Am Montag hat die US-Staatsanwaltschaft im Rahmen des Online Poker Black Fridays eine zweite geänderte Zivilklage gegen die Ex Full Tilt Poker Verantwortlichen Howard Lederer, Chris Ferguson, Rafe Furst und Ray Bitar eingereicht. Ihnen wird vorgeworfen materielle Gegenstände wie Häuser und Autos mit “illegal erworbenen Erlösen” gekauft zu haben. Bei der geänderten Anklage wurde auch ein Verstoß gegen den Travel Act hinzugefügt, der den Angeklagten das Reisen verbietet. Insgesamt 444 Mio Dollar sollen an die 23 Eigentümer von Full Tilt Poker geflossen sein. Als erste sollen nun die vier Howard Lederer, Chris Ferguson, Rafe Furst und Ray Bitar zur Kasse gebeten werden.

Insgesamt wurde die Klage auf zwölf Punkte erweitert. Darunter Illegales Glücksspiel, Verstoß gegen den Travel Act, Bankbetrug, Internetbetrug sowie “acht Arten” von Geldwäsche.
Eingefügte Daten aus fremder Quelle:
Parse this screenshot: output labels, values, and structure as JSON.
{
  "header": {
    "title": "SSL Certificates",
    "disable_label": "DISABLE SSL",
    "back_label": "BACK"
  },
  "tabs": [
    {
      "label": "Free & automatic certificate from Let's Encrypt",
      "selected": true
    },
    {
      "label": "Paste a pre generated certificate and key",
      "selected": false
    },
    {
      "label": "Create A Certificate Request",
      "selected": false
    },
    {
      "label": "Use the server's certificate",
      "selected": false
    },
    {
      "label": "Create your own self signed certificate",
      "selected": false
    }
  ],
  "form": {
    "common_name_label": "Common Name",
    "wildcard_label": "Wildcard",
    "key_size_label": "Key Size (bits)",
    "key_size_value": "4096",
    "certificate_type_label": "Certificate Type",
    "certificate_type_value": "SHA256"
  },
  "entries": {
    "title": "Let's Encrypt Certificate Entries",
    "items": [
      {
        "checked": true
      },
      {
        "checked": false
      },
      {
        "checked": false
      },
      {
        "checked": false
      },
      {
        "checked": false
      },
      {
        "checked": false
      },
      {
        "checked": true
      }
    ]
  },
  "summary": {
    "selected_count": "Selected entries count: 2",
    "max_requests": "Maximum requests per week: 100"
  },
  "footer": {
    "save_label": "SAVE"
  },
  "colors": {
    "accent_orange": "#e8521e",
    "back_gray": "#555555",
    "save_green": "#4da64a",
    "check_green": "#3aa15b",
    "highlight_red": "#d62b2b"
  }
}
Durch die Anklage wird klar was die Verantwortlichen mit dem Full Tilt Geld angestellt haben. So kaufte sich Howard Lederer von den 44,3 Mio Dollar die im Raum stehen beispielsweise für 3,6 Mio Dollar ein Gästehaus und für 6,8 Mio Dollar ein eigenes Haus. Seinen Fuhrpark soll er um Karossen wie 2008er Maserati GranTurismo, einen 2008er Audi Q7, einen 2008er Audi A8L, einen 2009er Audi A8, einen 2012er Audi A8 L Quattro und einen 1965er Shelby Cobra erweitert haben. Hinzu kommen Gelder für Pensionskassen, Hypothekenzahlungen, Grundsteuern sowie zwei weitere Häuser in Glendora, Kalifornien. Zu den Einkäufen der anderen drei Angeklagten wurden bisher keine detaillierten Angaben gemacht.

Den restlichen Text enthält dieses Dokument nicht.